China's Xi accused the US of trying to trick him into invading Taiwan, but said he won't take the bait, report says

China's Xi accused the US of trying to trick him into invading Taiwan, but said he won't take the bait, report says
  • Xi Jinping accused the US of trying to trick China into invading Taiwan, the Financial Times said.

  • The Chinese leader made the claim to European Commission President Ursula von der Leyen, per the FT.

  • One expert told BI it's a sign that China is "genuinely surprised" by the attitude of US officials.

China's leader, Xi Jinping, accused the US of trying to trick China into invading Taiwan but said his country wouldn't take the bait, the Financial Times reported, citing people familiar with the matter.

The FT said Xi made the accusation in April last year during a meeting with European Commission President Ursula von der Leyen.

Xi has issued the same warning to officials in his own country, one person told the FT, but this is first known case of him making the claim to a foreign leader, the outlet said.

During the meeting, according to a press statement released at the time, Xi said Taiwan was at the "core" of China's interests, adding: "If anyone expects China to compromise and concede on the Taiwan question, they are having a pipe dream and would shoot themselves in the foot."

Xi's accusation against the US wasn't featured in the statement.

For decades, the US has adopted "strategic ambiguity" toward Taiwan, positioning itself as the country's most steadfast ally, while declining to explicitly say whether it would come to Taiwan's aid if China attacked.

But the mood in Washington, DC, seems to be shifting, with Congress showing itself more "overtly supportive of Taiwan than only a few years ago," Graeme Thompson, an analyst with the Eurasia Group, told Business Insider in November.

Last month, a US congressional delegation met with senior Taiwanese officials to discuss US-Taiwan relations a few days after China conducted military drills around the island.

During the visit, Rep. Andy Barr, a cochair of the Taiwan caucus in Congress, said there should be "no doubt" and "no skepticism" in the US, Taiwan, or anywhere else around "American resolve to maintain the status quo and peace in the Taiwan Strait," according to the Associated Press.

President Joe Biden has repeatedly said that the US would defend Taiwan.

Kerry Brown, the director of the Lau China Institute at King's College London, told BI that Xi's reported accusation is a sign that China is "genuinely surprised" and "shocked" by the US's more recent "aggressiveness."

"The US has plenty of public figures now talking of Taiwan like it is a new Ukraine, and some even saying it needs to be diplomatically recognized," Brown added.

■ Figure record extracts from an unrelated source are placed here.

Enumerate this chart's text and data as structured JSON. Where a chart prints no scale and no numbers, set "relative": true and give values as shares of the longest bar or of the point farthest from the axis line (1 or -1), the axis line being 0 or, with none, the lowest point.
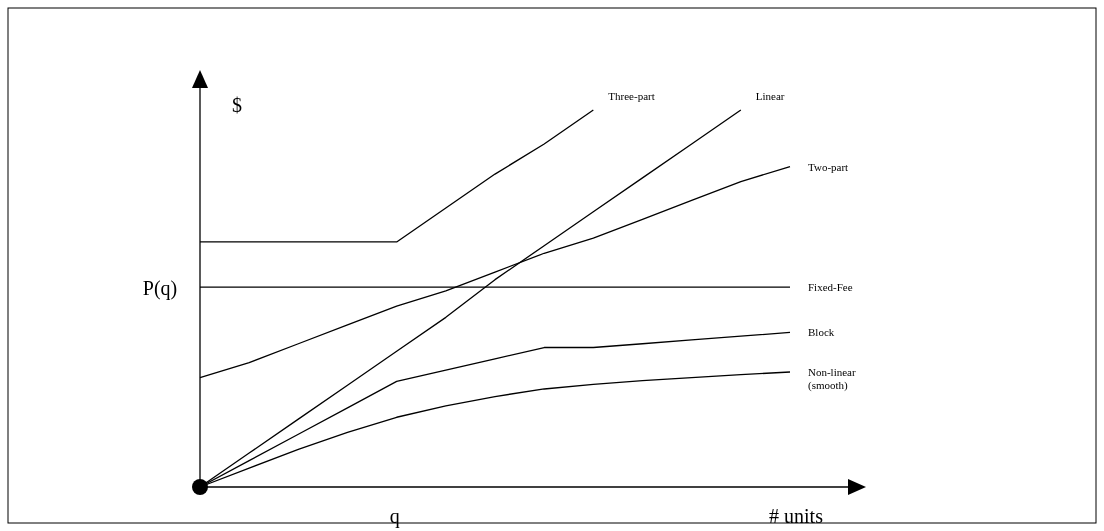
{
  "chart_data": {
    "type": "line",
    "relative": true,
    "xlabel": "# units",
    "ylabel": "$",
    "marker": "none",
    "line_style": "solid",
    "categories": [
      null,
      null,
      null,
      null,
      null,
      null,
      null,
      null,
      null,
      null,
      null,
      null,
      null
    ],
    "series": [
      {
        "name": "Three-part",
        "color": "#000000",
        "values": [
          0.65,
          0.65,
          0.65,
          0.65,
          0.65,
          0.74,
          0.83,
          0.91,
          1.0,
          null,
          null,
          null,
          null
        ]
      },
      {
        "name": "Linear",
        "color": "#000000",
        "values": [
          0,
          0.09,
          0.18,
          0.27,
          0.36,
          0.45,
          0.55,
          0.64,
          0.73,
          0.82,
          0.91,
          1.0,
          null
        ]
      },
      {
        "name": "Two-part",
        "color": "#000000",
        "values": [
          0.29,
          0.33,
          0.38,
          0.43,
          0.48,
          0.52,
          0.57,
          0.62,
          0.66,
          0.71,
          0.76,
          0.81,
          0.85
        ]
      },
      {
        "name": "Fixed-Fee",
        "color": "#000000",
        "values": [
          0.53,
          0.53,
          0.53,
          0.53,
          0.53,
          0.53,
          0.53,
          0.53,
          0.53,
          0.53,
          0.53,
          0.53,
          0.53
        ]
      },
      {
        "name": "Block",
        "color": "#000000",
        "values": [
          0,
          0.07,
          0.14,
          0.21,
          0.28,
          0.31,
          0.34,
          0.37,
          0.37,
          0.38,
          0.39,
          0.4,
          0.41
        ]
      },
      {
        "name": "Non-linear (smooth)",
        "color": "#000000",
        "values": [
          0,
          0.05,
          0.1,
          0.145,
          0.185,
          0.215,
          0.24,
          0.26,
          0.272,
          0.282,
          0.29,
          0.298,
          0.305
        ]
      }
    ],
    "annotations": [
      "P(q)",
      "q"
    ]
  }
}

Mike Pompeo, the secretary of state during the Trump administration, and John Bolton, a former national security advisor, are among those calling for such a measure.

This is a problem for China, Brown said, as it's "clearly a red line and one that it will need to do something about if it is crossed."

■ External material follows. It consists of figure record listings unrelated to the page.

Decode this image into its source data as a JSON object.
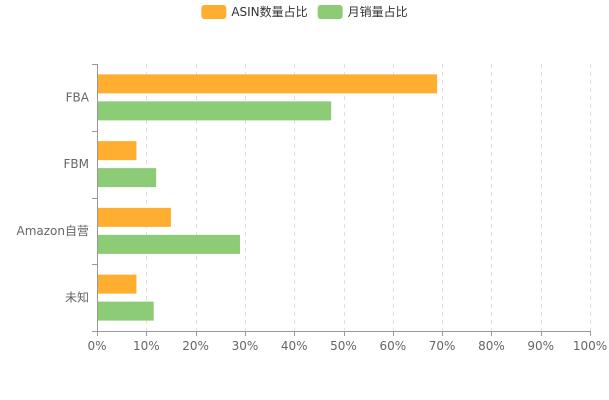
{
  "chart_data": {
    "type": "bar",
    "orientation": "horizontal",
    "categories": [
      "FBA",
      "FBM",
      "Amazon自营",
      "未知"
    ],
    "series": [
      {
        "name": "ASIN数量占比",
        "color": "#FFAE2F",
        "values": [
          69,
          8,
          15,
          8
        ]
      },
      {
        "name": "月销量占比",
        "color": "#8DCC76",
        "values": [
          47.5,
          12,
          29,
          11.5
        ]
      }
    ],
    "xlim": [
      0,
      100
    ],
    "xticks": [
      "0%",
      "10%",
      "20%",
      "30%",
      "40%",
      "50%",
      "60%",
      "70%",
      "80%",
      "90%",
      "100%"
    ],
    "grid": true,
    "legend": "top-center"
  }
}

During a meeting in April, China's foreign minister, Wang Yi, told US Secretary of State Antony Blinken not to cross China's "red lines" on sovereignty, security, and development interests.

Brown, who served as first secretary at the UK Embassy in Beijing from 2000 to 2003, said that behind Xi's "complaint" was the hope that other Western allies "might just calm the US down."

Whether it will have any impact is another matter, he added.

Last week, Adm. Samuel Paparo, the top US admiral in the Pacific, told The Washington Post that the US could deploy thousands of drones if China invaded Taiwan, with the "unmanned hellscape" buying time for the US military to come to Taiwan's aid.

Correction: June 17, 2024 — An earlier version of this story misspelled the last name of an analyst. It is Thompson, not Thomson.